Of course, each generation is different; technology forces us to think differently, use different tools. For example, when my mother went to university, and had to write a paper, using a typewriter, she needed to be precise, not make mistakes, typos or spelling. A few errors and she would have to start again. Thus, she learned to concentrate, to go slow and sure not to make mistakes. Her organization had to be linear, everything in order, one after the other, because there was no way of returning to a previous thought. When I went to university, I used a computer to write my papers. I could change my format 100 times, and it wouldn’t make any difference. I could make spelling mistakes, because spell-check would catch them. I did not learn to be careful; I learned instead to think fast, chaotic, because that’s what my tools let me do. We have such a different way at looking at things now, but if we were to get the same math problem (she’s also a math teacher), neither of us would give up, or have trouble solving it. We would probably attempt the problem very differently, that’s all.

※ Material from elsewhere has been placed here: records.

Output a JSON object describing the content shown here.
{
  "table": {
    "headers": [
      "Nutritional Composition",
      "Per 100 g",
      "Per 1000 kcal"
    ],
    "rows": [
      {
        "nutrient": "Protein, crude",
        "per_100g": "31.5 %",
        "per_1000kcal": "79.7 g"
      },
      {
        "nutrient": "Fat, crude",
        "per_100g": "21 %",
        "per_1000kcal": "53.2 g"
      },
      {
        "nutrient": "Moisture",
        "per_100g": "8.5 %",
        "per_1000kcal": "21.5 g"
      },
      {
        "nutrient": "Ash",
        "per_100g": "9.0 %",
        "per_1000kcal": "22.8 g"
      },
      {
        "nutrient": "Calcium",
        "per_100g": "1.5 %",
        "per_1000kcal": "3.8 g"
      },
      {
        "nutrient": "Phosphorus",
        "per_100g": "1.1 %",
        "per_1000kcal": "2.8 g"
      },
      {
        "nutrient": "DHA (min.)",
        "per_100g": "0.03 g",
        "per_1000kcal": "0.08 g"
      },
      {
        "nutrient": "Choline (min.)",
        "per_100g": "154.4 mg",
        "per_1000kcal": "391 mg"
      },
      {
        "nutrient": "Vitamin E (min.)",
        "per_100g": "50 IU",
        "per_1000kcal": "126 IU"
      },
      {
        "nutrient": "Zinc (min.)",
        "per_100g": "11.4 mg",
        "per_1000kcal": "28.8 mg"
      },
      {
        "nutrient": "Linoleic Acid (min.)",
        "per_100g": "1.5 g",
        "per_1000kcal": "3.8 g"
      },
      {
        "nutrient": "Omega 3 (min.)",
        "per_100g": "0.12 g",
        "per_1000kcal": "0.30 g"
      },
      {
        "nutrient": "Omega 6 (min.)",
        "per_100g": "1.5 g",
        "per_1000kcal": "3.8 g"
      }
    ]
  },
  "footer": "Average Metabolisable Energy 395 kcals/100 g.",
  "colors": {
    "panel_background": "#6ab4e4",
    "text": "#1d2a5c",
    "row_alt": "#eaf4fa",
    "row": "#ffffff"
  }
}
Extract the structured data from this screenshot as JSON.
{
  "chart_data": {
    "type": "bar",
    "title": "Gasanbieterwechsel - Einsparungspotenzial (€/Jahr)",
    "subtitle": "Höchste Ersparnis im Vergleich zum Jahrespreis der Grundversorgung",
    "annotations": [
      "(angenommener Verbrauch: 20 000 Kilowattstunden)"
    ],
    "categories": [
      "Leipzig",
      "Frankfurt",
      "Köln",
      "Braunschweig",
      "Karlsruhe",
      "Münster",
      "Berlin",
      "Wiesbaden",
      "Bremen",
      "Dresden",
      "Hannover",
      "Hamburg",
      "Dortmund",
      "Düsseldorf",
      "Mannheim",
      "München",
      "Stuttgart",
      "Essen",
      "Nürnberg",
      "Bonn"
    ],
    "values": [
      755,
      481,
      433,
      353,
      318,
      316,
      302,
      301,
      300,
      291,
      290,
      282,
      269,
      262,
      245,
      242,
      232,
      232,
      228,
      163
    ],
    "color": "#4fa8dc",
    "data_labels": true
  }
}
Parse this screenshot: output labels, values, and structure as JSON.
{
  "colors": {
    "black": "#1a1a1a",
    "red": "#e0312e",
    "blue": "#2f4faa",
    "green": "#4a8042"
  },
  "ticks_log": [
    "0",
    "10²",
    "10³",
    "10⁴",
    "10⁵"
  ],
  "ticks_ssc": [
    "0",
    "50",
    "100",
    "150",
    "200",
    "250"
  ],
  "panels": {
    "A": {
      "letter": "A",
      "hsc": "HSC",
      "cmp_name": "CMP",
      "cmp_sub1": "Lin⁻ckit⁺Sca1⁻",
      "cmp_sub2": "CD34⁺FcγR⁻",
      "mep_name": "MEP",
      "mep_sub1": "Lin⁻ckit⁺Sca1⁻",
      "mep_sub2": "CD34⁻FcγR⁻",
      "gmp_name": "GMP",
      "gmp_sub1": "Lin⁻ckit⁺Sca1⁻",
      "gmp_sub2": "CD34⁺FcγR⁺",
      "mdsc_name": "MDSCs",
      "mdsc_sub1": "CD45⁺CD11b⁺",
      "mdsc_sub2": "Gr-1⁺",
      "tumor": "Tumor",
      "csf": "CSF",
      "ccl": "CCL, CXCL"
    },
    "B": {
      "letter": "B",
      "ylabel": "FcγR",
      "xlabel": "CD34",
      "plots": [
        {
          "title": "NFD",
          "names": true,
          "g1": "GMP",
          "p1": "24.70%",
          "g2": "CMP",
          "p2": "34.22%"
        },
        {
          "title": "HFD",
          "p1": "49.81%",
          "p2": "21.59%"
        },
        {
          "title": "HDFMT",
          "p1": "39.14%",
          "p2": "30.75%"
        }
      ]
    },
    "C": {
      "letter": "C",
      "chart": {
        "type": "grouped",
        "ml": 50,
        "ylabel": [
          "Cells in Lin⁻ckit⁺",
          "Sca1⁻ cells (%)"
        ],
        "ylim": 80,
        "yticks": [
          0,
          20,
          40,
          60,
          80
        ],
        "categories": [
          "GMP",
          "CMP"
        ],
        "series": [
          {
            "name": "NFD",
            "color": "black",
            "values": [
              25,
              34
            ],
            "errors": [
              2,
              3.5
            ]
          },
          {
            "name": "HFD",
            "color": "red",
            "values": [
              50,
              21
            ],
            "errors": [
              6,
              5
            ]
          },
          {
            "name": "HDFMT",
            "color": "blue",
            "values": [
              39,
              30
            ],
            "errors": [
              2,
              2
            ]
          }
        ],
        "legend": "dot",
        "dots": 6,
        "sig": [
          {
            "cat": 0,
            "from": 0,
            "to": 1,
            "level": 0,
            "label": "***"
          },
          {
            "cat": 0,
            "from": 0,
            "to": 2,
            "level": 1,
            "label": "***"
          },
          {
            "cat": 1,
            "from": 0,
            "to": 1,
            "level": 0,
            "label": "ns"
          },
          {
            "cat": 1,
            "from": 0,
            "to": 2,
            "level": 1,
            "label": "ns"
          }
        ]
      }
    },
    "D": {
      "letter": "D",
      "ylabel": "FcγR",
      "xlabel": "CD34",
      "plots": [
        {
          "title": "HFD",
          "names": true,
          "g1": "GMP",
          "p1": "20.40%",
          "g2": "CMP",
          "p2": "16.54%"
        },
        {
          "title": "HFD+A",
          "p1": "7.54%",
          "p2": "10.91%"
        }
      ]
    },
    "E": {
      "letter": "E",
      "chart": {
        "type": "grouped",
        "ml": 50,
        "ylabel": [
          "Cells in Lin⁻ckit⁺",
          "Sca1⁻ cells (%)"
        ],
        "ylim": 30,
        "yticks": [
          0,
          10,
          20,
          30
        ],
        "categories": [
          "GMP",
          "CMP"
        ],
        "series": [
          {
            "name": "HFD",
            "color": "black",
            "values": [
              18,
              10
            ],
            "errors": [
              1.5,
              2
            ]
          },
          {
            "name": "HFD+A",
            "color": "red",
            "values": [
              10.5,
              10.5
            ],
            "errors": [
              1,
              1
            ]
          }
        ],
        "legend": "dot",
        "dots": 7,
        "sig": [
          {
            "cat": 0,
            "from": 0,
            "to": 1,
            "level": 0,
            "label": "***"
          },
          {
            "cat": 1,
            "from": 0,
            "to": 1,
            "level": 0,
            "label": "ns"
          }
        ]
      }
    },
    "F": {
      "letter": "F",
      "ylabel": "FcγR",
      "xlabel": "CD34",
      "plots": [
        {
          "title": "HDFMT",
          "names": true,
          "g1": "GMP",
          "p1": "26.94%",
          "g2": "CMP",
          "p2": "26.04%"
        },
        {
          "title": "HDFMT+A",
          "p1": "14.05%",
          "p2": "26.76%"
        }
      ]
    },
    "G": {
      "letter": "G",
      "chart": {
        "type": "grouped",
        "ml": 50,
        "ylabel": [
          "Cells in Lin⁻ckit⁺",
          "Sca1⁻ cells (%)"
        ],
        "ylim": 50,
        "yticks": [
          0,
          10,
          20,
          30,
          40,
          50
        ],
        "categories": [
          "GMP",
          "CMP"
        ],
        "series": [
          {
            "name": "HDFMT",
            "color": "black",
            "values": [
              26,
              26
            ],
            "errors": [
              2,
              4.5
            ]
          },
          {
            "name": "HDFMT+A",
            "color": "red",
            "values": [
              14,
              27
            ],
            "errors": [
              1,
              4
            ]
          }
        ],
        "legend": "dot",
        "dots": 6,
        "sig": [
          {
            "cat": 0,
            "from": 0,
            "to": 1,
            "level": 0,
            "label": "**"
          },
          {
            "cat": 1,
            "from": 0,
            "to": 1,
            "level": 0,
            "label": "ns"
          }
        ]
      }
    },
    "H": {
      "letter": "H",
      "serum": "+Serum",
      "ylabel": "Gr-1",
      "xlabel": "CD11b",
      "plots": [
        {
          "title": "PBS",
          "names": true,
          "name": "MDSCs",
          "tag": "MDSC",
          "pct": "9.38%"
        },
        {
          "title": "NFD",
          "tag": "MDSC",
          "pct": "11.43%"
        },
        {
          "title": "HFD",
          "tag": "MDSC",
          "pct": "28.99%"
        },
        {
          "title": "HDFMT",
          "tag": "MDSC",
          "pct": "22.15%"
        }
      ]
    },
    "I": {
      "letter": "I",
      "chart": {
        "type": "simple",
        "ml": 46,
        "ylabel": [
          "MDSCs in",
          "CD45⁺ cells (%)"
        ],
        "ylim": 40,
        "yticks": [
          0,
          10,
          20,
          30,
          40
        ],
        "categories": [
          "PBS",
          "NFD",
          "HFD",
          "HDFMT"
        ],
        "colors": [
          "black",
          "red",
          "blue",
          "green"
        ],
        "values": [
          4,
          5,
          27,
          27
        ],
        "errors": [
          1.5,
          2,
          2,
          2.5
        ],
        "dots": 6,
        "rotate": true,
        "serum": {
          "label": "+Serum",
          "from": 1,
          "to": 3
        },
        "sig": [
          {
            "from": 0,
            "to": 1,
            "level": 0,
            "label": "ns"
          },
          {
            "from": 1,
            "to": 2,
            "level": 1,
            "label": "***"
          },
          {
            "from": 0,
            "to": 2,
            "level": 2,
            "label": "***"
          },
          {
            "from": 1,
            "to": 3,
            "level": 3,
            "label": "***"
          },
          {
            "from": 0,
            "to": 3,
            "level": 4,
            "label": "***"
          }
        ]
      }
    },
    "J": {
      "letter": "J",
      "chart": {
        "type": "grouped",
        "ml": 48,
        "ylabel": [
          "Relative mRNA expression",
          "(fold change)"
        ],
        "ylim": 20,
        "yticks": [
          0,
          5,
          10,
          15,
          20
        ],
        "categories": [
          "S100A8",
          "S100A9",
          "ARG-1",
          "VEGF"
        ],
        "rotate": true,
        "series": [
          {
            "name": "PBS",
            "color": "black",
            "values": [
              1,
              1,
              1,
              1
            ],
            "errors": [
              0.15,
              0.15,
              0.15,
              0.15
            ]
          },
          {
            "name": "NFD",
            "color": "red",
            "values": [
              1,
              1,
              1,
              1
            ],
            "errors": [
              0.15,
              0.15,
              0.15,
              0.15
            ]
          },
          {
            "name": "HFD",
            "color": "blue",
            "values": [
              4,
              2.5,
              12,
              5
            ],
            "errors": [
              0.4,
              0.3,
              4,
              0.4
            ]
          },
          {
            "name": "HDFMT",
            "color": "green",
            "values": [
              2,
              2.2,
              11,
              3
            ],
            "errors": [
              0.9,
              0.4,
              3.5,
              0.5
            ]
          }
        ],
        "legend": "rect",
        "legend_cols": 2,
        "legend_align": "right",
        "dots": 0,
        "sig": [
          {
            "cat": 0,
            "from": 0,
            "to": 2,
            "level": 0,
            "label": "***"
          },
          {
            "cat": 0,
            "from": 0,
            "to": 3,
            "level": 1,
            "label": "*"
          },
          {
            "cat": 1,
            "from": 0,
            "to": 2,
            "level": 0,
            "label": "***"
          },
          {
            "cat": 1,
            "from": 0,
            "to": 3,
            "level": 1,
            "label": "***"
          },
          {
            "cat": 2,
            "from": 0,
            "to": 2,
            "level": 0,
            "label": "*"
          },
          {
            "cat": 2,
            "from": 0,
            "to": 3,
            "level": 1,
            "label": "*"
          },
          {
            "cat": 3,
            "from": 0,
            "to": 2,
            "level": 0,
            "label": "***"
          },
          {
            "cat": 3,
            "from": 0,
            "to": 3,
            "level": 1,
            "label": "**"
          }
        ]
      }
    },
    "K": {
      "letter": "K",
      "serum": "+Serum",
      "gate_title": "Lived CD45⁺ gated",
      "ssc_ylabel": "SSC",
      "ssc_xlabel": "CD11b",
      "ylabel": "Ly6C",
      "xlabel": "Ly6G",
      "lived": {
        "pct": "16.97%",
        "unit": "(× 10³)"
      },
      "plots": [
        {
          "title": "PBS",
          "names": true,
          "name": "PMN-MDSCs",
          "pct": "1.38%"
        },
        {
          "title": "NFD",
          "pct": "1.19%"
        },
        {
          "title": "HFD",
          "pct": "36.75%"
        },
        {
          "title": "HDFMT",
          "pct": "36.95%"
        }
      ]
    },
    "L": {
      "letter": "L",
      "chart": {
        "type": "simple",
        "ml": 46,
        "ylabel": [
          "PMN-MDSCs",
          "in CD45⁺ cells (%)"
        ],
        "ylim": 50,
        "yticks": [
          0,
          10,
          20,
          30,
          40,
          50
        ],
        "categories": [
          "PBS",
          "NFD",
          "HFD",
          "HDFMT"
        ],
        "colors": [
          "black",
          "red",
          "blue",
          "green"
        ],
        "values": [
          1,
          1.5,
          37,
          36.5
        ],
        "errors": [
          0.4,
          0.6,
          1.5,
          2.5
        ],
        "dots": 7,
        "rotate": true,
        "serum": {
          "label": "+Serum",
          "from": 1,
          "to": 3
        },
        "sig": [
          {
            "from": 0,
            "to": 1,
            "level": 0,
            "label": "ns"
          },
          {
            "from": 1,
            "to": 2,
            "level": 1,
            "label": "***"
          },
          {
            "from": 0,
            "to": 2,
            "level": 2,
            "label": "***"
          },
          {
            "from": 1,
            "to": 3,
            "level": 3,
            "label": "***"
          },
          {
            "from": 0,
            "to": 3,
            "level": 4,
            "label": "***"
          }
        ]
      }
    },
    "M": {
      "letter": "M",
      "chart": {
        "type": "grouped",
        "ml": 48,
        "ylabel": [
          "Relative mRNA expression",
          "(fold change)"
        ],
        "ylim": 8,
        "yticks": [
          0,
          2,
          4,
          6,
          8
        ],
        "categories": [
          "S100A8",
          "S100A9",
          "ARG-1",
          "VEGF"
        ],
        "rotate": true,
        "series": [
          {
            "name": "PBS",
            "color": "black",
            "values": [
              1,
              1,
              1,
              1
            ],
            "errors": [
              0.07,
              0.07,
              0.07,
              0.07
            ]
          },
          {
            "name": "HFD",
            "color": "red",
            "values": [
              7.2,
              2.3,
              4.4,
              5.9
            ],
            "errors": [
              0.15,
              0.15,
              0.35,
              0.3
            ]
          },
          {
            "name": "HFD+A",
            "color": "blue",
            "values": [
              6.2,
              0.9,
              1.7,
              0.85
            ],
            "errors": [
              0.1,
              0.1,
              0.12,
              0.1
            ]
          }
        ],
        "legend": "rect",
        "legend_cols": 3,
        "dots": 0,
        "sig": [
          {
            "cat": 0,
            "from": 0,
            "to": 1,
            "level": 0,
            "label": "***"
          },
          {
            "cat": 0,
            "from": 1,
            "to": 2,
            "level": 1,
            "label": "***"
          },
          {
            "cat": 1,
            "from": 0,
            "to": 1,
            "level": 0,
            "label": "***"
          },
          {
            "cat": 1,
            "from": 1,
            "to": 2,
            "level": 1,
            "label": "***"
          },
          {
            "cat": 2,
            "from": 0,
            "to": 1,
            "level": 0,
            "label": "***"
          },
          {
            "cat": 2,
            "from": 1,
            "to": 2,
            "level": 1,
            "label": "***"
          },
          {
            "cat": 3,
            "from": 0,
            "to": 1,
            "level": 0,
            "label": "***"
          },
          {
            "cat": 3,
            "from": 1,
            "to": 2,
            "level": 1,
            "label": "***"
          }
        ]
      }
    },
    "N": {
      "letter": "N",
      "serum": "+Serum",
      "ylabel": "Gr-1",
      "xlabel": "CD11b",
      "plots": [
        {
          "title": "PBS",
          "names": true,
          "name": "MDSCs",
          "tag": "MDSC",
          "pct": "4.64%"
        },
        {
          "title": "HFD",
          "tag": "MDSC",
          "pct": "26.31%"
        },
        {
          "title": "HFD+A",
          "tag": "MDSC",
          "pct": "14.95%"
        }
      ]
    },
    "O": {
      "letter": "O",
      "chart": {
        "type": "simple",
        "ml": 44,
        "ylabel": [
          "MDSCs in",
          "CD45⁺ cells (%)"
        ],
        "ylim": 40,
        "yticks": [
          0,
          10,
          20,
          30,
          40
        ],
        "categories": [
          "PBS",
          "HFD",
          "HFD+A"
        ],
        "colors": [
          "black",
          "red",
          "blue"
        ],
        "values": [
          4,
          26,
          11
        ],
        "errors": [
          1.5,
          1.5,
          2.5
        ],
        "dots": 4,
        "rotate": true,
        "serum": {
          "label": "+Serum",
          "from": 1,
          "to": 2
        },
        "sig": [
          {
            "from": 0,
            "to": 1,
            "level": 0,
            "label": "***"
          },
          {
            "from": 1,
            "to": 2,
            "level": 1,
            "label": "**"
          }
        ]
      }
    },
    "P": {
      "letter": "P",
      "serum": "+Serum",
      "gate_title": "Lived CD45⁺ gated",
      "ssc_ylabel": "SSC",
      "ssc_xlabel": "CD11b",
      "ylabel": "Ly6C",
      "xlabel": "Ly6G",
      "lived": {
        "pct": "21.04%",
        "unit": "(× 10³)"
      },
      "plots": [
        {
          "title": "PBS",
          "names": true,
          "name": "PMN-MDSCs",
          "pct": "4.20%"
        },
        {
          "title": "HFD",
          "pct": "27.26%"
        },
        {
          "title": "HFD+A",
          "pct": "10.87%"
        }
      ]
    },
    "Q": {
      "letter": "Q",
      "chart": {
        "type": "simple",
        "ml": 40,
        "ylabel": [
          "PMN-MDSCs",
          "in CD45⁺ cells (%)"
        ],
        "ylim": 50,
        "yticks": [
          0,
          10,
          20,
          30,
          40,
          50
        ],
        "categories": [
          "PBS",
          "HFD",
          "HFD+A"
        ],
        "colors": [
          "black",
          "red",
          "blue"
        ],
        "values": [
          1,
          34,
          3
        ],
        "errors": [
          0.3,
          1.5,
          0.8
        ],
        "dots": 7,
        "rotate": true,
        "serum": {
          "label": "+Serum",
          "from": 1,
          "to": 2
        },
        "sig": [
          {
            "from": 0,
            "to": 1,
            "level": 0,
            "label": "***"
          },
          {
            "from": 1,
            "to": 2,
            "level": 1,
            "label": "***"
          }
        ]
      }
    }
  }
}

The same goes for students of NOW. They have so much technology behind them that not everything we teach necessarily registers as useful to them. We see the world in one way, because we were brought up with tools that made us think that way, but for the kids of today, this might not be the right way – they have new tools, new ways of handling information.

When discussing kids toys, one lady I talked to said that we are bringing up a generation of “button-pushers” and of “instant gratification”. Well of course we are… this is what technology calls for. But is this so wrong? Why do we think this is the wrong way to go?

I look at my students and think how wrong my engineering friend is. My students are smart, they want to accomplish something, they have dreams (like I did when I was their age), they are problem solvers, and they don’t give up. I think our next generation is a motivated, smart, and a problem solving generation. I have no doubts that our world will grow and prosper, that one of our students will find the cure for cancer, that one of our students will construct the solar powered car. The only thing I hope is that I can make some small difference in one of these student’s lives such that it is easier for them to accomplish these marvels… this is why I’m a teacher.